ABecause sex chromosomes are smaller than most autosomes and therefore carry fewer genes
BBecause X-inactivation silences extra X chromosomes, minimizing gene dosage imbalance, while autosomes have no equivalent dosage compensation
CBecause sex chromosomes are inherited only from one parent, reducing the conflict between paternal and maternal gene products
DBecause the Y chromosome is largely non-functional and its presence or absence has minimal effect on protein dosage
X-inactivation is the key mechanism. In mammals, one X chromosome in each somatic cell is randomly inactivated to equalize expression between XX females and XY males. This pre-existing dosage compensation means that in an XXY individual, one X is inactivated just as in a typical female, so dosage of most X-linked genes is essentially normal. Similarly, a 45,X individual has one active X — the same as both typical males and typical females. Autosomes have no such inactivation mechanism, so trisomy of any autosome means roughly 50% overproduction of every protein encoded on that chromosome, disrupting protein stoichiometry and regulatory networks.
Question 3 True / False
Non-disjunction during meiosis I produces more unbalanced gametes than non-disjunction during meiosis II.
TTrue
FFalse
Answer: True
Meiosis I non-disjunction prevents homologous chromosomes from separating, so the chromosome imbalance is present in both daughter cells after meiosis I. Both of these then undergo meiosis II, producing four gametes that are all abnormal (two with an extra chromosome, two with none). Meiosis II non-disjunction fails to separate sister chromatids in only one of the two meiosis I products, so only two of the four final gametes are abnormal while the other two receive a normal haploid set. This is also why meiosis I errors are more clinically significant: they have twice the impact on the gamete pool.
Question 4 True / False
Trisomy 21 is compatible with live birth because chromosome 21 is gene-rich and has strong dosage compensation mechanisms similar to X-inactivation.
TTrue
FFalse
Answer: False
This is incorrect. Trisomy 21 is compatible with live birth precisely because chromosome 21 is one of the smallest and most gene-poor of the human autosomes. There is no autosomal dosage compensation equivalent to X-inactivation. The reason some trisomies survive while most do not is simply that the dosage imbalance from a smaller chromosome with fewer genes is less disruptive to overall cellular stoichiometry. Trisomies 13, 18, and 21 are the only autosomal trisomies compatible with live birth — all three involve relatively gene-poor chromosomes — and even trisomies 13 and 18 are usually fatal within the first year.
Question 5 Short Answer
Why are sex chromosome aneuploidies generally better tolerated than autosomal aneuploidies, even when involving the same number of extra chromosomes?
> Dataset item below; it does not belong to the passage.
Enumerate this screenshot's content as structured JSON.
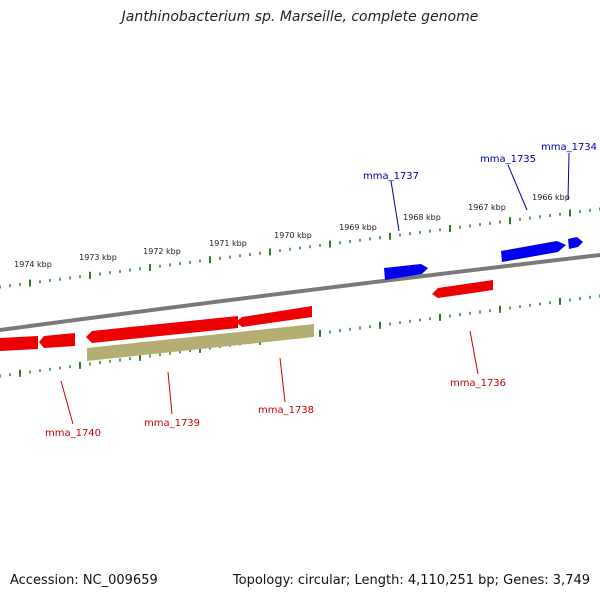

Think about your answer, then reveal below.
Model answer: Because X-inactivation provides pre-existing dosage compensation for X chromosomes. In mammals, one X chromosome per cell is inactivated to equalize X-linked gene expression between XX females and XY males. When an extra X is present (as in XXY or XXX), it is simply inactivated like the second X in a normal female, so the dosage of most X-linked genes remains normal. Autosomes have no equivalent inactivation mechanism — an extra autosome means roughly 50% more expression of every gene on that chromosome, disrupting protein complex stoichiometry and gene regulatory networks throughout the cell.
The tolerance for sex chromosome aneuploidy is a direct consequence of a mechanism that already exists to handle dosage differences between sexes. X-inactivation converts the 'problem' of extra X chromosomes into a state the cell already knows how to manage. Without this pre-existing mechanism (as with autosomes), the cell has no way to buffer the extra gene dosage, and the resulting imbalances in protein complexes and transcription factor networks are typically incompatible with normal development.